Bryan attended Buchtel High School in Akron, Ohio. His football talents were good enough to earn him a 3-Star rating, according to Rivals.com. During his time at Buchtell, he was a three-year starter and also lettered as a freshman. He was named first team All-Ohio Division III running back after rushing for 1,897 yards and 26 touchdowns in 11 games as a senior. As a cornerback, compiled 52 tackles and eight interceptions, returning one for a TD. He compiled 17 career interceptions, and was named the Plain Dealer Defensive Player of the Year. He was also named first team All-Beacon Journal. In four varsity seasons, Williams helped Buchtel to three city championships, three state playoff berths and a 34-11 record (.756). He was named to the PrepStar All-Midwest Region, and was rated one of the top 75 players in the Midwest region by SuperPrep. Rated the No. 30 prospect in Ohio by Rivals.com, as well as a top 60 cornerback. Rated Ohio's No. 32 prospect by Scout.com. He played under Coach Claude Brown, and was also a four-time letterman in track and a member of the Academic Merit Roll.

==College career==

===Valley Forge Military Academy===
He originally signed a letter of intent to play football at the University of Pittsburgh, but Williams failed to make it through the NCAA Clearinghouse and attended Valley Forge Military Academy. He also had offers from Akron, Minnesota, Kansas and Michigan State. After his first year at Valley Forge, he had once again signed to go to Pittsburgh, but was denied again. After he finished his 2nd year, he transferred to his local college, the University of Akron.

===Akron===
Williams saw extended time as Akron's starting running back in 2007. Williams was named third team All-Mid-American Conference both as a running back and return specialist in 2007. Despite being tabbed third team All-MAC as a running back in 2007, he moved to defense (strong safety) in the spring of 2008. He ranked second in the NCAA in kickoff return average and first in the MAC (31.90). His KOR average was additionally an Akron single-season record and ranked second on the MAC seasonal list (the record is 32.9 by Marshall's James Williams in 1999).

==Professional career==

===Cleveland Browns===
Williams was signed as an undrafted free agent in 2009, by the Cleveland Browns to a 3-year contract, but he lasted only 2 months with the team, before being cut.

===Marion Mayhem===
After being cut by the Browns, Williams was signed by the Marion Mayhem, an indoor football team in the Continental Indoor Football League. The Mayhem lacked the financial ability to stay alive and folded with 4 games remaining in the 2010 season.
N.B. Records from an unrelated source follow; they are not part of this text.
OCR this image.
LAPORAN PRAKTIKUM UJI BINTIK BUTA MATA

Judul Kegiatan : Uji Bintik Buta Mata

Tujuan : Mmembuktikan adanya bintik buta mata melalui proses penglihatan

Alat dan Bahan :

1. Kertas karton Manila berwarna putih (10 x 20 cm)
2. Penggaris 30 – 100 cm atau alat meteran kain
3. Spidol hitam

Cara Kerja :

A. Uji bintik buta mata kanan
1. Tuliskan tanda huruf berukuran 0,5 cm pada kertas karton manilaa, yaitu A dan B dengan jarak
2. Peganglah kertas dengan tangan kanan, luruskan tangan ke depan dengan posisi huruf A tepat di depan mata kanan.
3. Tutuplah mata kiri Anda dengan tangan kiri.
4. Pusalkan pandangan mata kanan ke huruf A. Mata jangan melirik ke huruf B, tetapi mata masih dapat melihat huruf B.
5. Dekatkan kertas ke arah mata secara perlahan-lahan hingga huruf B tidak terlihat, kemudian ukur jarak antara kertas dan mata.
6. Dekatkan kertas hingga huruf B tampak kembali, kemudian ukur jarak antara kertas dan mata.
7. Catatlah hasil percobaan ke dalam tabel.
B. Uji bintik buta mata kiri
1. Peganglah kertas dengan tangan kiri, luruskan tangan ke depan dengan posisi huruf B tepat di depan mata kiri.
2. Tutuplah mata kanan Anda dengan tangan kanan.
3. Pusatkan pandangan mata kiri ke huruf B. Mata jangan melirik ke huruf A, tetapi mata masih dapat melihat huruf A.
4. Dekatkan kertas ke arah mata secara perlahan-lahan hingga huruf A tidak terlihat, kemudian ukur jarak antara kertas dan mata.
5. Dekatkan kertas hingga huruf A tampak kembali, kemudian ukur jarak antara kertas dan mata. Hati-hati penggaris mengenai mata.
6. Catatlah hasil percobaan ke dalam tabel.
===Fort Wayne FireHawks===
Williams then signed to finish out the season with the not too distant Fort Wayne Firehawks, as well as a few other Mayhem players, including Mike Tatum. The FireHawks made the CIFL playoffs, and lost in the first round to the Wisconsin Wolfpack. Williams started both games in which he played for the FireHawks.

===Marion Blue Racers===
In 2011, Williams was again signed by an indoor football team. This time it was the Marion Blue Racers, who were owned and operated by former Pittsburgh Steeler LaMonte Coleman. The Blue Racers finished the regular season 8-2. Williams was named the CIFL's Defensive Player of the Week in Week 3. Williams led the league with 9 interceptions. The team would advance to the CIFL Championship Game, only to lose to the undefeated Cincinnati Commandos.

===Pittsburgh Power===
On July 8, 2011, Bryan Williams signed with the Pittsburgh Power of the Arena Football League.

===Edmonton Eskimos===
Williams was signed by the Edmonton Eskimos of the Canadian Football League on June 23, 2013, but was later released that same day. On August 14 he was signed off of the team's practice roster and onto the Eskimos' active roster.

===Cleveland Gladiators===
On October 24, 2014, Williams was assigned to the Cleveland Gladiators. He was placed on reassignment on March 30, 2015.